Image from Pexels.

Image from Pexels.

One of the most important tests in a high school junior’s entire academic career is the exam they will take to get into college. Whether that exam is the SAT, the Gaokao, ACT, or the A-levels, 16-18 year olds worldwide stress about entrance exams that could help get them into the best universities money can buy. For some, the thought of getting help when studying for these exams is a shot to their sense of pride. For others, taking a course may not be an option because of the cost, even though the student knows they would greatly benefit from the forced review. Either way, I’d like to share with you my own experience so you can make a decision.

What is Kaplan Test Prep?

Kaplan Test Prep is the leading provider of such courses. I took the ACT because I’m from the Chicago suburbs and there isn’t as much of a bias against students who choose to take the ACT over the SAT in the Midwest. For me, taking four long sections devoted to one subject each was more fun than ten short sections that are very similar.

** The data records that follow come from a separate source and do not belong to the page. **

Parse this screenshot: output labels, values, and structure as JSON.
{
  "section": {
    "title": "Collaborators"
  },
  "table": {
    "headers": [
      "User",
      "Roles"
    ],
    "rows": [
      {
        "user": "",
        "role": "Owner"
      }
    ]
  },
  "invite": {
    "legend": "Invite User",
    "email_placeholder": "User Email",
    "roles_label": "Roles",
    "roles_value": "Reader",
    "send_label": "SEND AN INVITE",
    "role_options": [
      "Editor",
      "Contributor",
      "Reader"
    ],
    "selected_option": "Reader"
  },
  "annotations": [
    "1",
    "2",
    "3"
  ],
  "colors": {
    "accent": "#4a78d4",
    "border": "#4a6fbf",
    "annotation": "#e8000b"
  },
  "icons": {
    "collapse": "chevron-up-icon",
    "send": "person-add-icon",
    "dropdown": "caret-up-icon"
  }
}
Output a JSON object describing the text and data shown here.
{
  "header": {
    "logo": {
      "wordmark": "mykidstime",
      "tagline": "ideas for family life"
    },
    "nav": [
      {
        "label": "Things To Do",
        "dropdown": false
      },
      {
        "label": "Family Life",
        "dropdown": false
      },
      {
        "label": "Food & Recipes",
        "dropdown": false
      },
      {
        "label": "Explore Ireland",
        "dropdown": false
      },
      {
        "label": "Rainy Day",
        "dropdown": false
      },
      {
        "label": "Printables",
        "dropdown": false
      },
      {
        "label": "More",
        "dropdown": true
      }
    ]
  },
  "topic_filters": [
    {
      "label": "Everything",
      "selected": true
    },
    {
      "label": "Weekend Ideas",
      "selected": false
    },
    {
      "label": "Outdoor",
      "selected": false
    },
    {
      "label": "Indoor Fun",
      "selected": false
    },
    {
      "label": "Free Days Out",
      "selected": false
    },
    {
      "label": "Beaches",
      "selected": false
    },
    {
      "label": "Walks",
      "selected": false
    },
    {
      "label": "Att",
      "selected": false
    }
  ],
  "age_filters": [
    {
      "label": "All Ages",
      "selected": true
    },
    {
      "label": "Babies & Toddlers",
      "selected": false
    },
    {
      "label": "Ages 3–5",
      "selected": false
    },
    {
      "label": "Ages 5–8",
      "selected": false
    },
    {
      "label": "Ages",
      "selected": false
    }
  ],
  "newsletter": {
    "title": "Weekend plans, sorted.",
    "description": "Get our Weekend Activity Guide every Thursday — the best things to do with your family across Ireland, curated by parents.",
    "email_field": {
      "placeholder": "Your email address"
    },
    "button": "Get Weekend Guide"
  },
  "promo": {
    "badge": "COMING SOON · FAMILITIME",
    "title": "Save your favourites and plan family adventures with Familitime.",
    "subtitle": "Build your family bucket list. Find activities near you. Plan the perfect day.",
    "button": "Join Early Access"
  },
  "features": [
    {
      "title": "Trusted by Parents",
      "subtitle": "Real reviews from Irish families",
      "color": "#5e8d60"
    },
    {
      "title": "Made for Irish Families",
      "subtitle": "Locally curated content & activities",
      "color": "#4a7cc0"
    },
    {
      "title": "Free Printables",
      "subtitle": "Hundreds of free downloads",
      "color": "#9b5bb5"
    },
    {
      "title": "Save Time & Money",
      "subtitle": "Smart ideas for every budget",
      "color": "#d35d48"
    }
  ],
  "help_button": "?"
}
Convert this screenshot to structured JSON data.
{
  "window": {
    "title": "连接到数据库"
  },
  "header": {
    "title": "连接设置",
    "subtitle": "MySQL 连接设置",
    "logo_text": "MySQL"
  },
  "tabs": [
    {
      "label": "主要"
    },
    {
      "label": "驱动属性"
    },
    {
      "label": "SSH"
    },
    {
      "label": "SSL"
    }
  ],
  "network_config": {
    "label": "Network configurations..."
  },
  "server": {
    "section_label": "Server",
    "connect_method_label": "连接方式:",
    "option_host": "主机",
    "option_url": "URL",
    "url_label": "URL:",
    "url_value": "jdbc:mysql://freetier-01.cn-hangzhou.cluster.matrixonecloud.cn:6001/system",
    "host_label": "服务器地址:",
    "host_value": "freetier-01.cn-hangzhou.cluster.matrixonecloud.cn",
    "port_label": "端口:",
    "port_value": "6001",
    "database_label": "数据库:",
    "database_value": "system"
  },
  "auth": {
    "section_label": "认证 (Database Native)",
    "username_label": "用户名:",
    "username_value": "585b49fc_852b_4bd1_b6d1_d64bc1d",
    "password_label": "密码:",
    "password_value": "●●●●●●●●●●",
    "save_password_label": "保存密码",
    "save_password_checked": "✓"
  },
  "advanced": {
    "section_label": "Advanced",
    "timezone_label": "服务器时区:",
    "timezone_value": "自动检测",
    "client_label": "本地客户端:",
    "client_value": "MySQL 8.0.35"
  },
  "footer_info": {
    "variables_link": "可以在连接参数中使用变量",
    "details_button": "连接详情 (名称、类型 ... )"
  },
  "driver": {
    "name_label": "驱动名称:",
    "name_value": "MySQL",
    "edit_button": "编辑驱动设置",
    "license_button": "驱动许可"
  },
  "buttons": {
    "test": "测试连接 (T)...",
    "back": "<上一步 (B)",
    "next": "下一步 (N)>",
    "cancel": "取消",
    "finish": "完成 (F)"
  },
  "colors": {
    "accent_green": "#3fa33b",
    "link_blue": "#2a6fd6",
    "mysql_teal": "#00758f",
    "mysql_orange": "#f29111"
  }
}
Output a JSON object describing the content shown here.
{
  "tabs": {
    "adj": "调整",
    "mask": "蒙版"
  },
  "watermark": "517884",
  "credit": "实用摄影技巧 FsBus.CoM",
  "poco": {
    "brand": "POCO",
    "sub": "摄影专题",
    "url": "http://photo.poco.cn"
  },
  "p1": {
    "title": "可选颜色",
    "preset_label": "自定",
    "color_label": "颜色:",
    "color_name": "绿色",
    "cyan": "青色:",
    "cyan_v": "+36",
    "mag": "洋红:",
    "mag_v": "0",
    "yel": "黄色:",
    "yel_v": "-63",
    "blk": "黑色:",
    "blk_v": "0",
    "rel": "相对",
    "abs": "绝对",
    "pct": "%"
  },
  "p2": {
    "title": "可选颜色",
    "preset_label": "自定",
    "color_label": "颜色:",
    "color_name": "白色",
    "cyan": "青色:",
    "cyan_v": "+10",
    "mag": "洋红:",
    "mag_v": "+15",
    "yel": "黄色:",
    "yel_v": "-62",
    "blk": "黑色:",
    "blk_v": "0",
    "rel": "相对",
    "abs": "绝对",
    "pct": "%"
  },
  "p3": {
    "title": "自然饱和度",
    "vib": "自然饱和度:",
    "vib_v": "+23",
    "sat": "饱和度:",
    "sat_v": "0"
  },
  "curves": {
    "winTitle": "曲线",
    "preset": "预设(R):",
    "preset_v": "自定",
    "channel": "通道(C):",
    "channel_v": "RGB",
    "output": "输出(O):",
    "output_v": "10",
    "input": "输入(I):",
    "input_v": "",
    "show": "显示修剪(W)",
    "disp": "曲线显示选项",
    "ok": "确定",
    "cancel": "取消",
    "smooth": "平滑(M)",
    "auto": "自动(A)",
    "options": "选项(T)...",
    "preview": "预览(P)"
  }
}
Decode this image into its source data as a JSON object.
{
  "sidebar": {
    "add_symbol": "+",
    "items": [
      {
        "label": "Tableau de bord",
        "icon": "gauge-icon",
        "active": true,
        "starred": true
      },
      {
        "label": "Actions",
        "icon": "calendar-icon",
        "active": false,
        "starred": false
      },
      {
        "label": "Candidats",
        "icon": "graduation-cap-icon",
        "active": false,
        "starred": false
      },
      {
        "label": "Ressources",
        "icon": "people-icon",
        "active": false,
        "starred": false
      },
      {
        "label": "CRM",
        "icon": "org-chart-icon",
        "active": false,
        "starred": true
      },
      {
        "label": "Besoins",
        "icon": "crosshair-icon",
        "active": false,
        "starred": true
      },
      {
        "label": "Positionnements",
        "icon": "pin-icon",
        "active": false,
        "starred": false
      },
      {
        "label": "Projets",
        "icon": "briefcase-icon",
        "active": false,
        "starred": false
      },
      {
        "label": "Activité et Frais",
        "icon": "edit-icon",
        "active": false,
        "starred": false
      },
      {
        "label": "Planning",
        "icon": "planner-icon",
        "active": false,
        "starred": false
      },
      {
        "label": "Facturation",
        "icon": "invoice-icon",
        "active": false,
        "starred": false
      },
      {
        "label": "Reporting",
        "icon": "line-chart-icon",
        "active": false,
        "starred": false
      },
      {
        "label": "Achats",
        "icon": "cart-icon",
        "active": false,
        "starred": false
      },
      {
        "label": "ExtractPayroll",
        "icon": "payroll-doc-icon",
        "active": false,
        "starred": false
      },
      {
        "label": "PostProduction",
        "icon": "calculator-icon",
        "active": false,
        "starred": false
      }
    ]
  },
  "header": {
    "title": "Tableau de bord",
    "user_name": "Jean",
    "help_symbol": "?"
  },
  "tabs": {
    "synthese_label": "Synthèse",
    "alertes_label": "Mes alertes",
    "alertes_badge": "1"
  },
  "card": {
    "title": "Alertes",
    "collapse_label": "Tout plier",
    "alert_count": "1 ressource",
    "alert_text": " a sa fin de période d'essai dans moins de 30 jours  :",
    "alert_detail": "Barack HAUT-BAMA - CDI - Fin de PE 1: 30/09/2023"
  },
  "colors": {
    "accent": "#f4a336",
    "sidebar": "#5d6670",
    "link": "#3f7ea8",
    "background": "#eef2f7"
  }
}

Kaplan offers ACT Prep Courses, which are classroom-based, and ACT Tutoring Courses, which are one-on-one based and often in your own home. Prep Courses start at $299 and can exceed $1,000. Tutoring Courses do not have set-in-stone prices because they are tailored to the student’s specific needs in terms of content and number of sessions.

My Experience

My parents bought me a Tutoring Course because they wanted to make sure I was at my personal best come test day. I had two extremely nice graduate students as my tutors: one for Science and Math, one for Reading and English. I received a very large packet of materials including online access to their web-based modules, the course book, and Kaplan’s collections of problem-set books and practice tests.

I only met with each tutor 3 or 4 times for a total of 6-8 one-hour sessions. Between those sessions, I was supposed to complete online video modules according to my weaknesses as declared by my diagnostic test results. I was also supposed to complete practice tests and problem-sets in the Kaplan workbooks. In truth, I didn’t complete any of this work due to my regular slew of AP classes, extracurriculars, and general “standoffish-ness” to the whole tutoring situation.

Sure, I felt a little guilty for not committing 100% to a very expensive review course that my parents spent their hard-earned money on, but in the end, my score rose 5 points from the practice ACT that I took sophomore year, so my guilt is alleviated.

So the big question remains: If I did none of the assigned work for the Kaplan Course, how did my score increase by 5 points in one year?

Well, I think it was because for those 6-8 hours, I was forced to review for the test. I admit that outside of this timeframe, I never ever once picked up a Kaplan or Princeton Review book. I also think my knowledge base from sophomore to junior year naturally expanded to encompass some of the material on the test. Looking back, for me all I needed was a quick review of some of the more baseline concepts and nit-picky grammar points. Perhaps on that day sophomore year, I just didn’t give two hoots about the results of that practice ACT because it didn’t really count for anything.

In then end, I do not think my level of work justified the amount of money my parents spent on the course, but for those of you who a) want to put in the time or b) know you won’t put in the time unless you are forced to buy a prep course,  it may be a good idea.